O recém-nascido encontrado abandonado entre duas residências no distrito de Cupissura, em Caaporã, no Litoral Sul da Paraíba, morreu na noite da terça-feira (19). A informação foi confirmada pelo Hospital Edson Ramalho, em João Pessoa, unidade onde o bebê estava internado em estado gravíssimo.
De acordo com a equipe médica, o recém-nascido apresentava um ferimento corto-contuso na região frontal da cabeça. Durante o atendimento, foi necessária a realização de uma sutura no local do corte, mas o bebê já havia perdido muito sangue.
Segundo o diretor-geral do Hospital Edson Ramalho, Aluízio Lopes, o recém-nascido chegou à unidade em situação extremamente delicada e sofreu nove paradas cardiorrespiratórias durante a tentativa de recuperação.
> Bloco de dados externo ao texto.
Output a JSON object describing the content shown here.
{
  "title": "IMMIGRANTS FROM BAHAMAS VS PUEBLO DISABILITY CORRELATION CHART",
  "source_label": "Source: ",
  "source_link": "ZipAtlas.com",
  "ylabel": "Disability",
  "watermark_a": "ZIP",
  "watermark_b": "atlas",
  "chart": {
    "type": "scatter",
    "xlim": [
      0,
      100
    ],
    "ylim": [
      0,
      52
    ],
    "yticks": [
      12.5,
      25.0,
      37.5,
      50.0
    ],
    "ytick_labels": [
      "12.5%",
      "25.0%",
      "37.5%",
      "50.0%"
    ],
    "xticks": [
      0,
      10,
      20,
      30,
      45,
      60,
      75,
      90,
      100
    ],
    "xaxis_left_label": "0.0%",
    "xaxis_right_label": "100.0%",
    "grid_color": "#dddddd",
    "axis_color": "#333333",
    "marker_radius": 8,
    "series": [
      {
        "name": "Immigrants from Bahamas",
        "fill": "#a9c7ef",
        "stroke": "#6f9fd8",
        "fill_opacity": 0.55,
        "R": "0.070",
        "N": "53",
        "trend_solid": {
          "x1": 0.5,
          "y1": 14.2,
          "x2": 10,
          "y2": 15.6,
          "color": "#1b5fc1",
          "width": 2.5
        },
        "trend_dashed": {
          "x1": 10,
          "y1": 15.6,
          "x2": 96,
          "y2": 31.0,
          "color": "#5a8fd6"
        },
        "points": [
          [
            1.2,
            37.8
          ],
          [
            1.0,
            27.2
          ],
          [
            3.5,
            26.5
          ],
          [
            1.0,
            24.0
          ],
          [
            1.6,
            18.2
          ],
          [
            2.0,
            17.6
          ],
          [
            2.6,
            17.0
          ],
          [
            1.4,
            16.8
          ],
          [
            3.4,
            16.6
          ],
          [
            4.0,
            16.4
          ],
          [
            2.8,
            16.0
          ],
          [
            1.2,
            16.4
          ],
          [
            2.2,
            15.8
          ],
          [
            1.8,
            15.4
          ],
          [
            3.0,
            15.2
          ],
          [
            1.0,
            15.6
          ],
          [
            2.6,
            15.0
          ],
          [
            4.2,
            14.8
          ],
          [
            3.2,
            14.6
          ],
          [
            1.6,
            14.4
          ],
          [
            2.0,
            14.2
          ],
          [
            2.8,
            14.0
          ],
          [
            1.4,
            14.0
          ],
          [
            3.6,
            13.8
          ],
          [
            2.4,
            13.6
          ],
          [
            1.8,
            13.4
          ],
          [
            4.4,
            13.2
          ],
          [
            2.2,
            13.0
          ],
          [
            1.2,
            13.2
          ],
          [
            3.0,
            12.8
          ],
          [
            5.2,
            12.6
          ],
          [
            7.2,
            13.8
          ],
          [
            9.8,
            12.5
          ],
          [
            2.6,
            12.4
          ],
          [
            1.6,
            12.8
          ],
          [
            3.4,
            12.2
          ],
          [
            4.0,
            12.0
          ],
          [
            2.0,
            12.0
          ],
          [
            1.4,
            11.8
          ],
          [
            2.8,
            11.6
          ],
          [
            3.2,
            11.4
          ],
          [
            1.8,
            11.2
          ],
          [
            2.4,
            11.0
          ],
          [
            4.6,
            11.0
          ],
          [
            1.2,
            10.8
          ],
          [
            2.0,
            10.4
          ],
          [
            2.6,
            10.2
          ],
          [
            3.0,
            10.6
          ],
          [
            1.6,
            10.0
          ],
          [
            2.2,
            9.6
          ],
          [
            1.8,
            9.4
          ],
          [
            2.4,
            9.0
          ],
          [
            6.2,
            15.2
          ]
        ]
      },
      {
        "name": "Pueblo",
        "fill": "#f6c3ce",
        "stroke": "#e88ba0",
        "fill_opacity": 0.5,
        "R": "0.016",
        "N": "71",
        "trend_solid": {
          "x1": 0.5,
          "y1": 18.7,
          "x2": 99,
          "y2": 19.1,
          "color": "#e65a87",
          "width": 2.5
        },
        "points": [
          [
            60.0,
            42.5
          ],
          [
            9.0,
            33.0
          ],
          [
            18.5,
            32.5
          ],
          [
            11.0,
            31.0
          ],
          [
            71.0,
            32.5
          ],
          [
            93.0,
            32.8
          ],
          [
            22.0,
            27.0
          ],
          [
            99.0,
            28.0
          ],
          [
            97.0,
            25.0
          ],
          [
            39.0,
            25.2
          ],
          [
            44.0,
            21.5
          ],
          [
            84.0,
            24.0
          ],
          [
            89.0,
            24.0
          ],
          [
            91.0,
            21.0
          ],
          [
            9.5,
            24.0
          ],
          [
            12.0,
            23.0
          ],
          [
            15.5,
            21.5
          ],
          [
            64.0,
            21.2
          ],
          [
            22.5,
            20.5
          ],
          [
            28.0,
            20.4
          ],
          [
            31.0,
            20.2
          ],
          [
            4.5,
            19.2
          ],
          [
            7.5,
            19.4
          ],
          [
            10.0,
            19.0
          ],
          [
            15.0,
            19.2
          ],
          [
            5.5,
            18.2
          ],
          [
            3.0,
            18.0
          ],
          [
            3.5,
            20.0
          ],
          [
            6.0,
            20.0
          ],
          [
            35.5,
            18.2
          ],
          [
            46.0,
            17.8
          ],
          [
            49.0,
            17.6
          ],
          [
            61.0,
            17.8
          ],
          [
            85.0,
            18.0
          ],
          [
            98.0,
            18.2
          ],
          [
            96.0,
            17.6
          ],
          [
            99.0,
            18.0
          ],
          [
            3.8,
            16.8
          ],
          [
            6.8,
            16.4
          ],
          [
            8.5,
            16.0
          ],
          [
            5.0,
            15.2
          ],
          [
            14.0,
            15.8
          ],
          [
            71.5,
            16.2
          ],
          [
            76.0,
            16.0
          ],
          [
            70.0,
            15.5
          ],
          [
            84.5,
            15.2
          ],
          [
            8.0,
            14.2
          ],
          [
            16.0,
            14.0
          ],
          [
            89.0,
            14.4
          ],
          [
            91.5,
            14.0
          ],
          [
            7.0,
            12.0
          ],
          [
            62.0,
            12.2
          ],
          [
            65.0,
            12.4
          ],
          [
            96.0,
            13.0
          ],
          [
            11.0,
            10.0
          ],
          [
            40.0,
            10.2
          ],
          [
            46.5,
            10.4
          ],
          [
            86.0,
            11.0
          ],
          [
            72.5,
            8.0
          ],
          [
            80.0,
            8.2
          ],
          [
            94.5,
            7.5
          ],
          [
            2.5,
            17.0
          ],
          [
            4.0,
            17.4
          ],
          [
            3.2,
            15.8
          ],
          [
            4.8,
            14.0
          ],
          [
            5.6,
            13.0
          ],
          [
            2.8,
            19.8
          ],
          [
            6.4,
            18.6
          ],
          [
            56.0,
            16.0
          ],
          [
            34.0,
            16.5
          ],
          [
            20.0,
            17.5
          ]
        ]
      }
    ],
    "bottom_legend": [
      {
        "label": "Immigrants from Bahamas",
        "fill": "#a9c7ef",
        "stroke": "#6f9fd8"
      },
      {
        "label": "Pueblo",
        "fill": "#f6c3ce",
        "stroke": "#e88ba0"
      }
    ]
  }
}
“Paciente gravíssimo desde a hora que chegou. Quando se conseguiu controlar minimamente e observar mais o bebê, foi constatado que se tratava de um recém-nascido compatível com 30 semanas de nascido. Só por isso, já se tratava de um paciente grave e que já estava em risco de morte, além de que já estava politraumatizado. Houve nove paradas cardíacas. Tudo que era possível na medicina foi feito para salvar a vida desse paciente, mas, por todo esse contexto, infelizmente o bebê veio a óbito”, afirmou o diretor.
O bebê foi localizado na manhã da terça-feira (19) por moradores da região, que ouviram barulhos vindos da parede de uma das casas. Inicialmente, os moradores acreditaram que o som vinha de um animal. Ao verificarem o local, encontraram o recém-nascido e acionaram o Serviço de Atendimento Móvel de Urgência (Samu).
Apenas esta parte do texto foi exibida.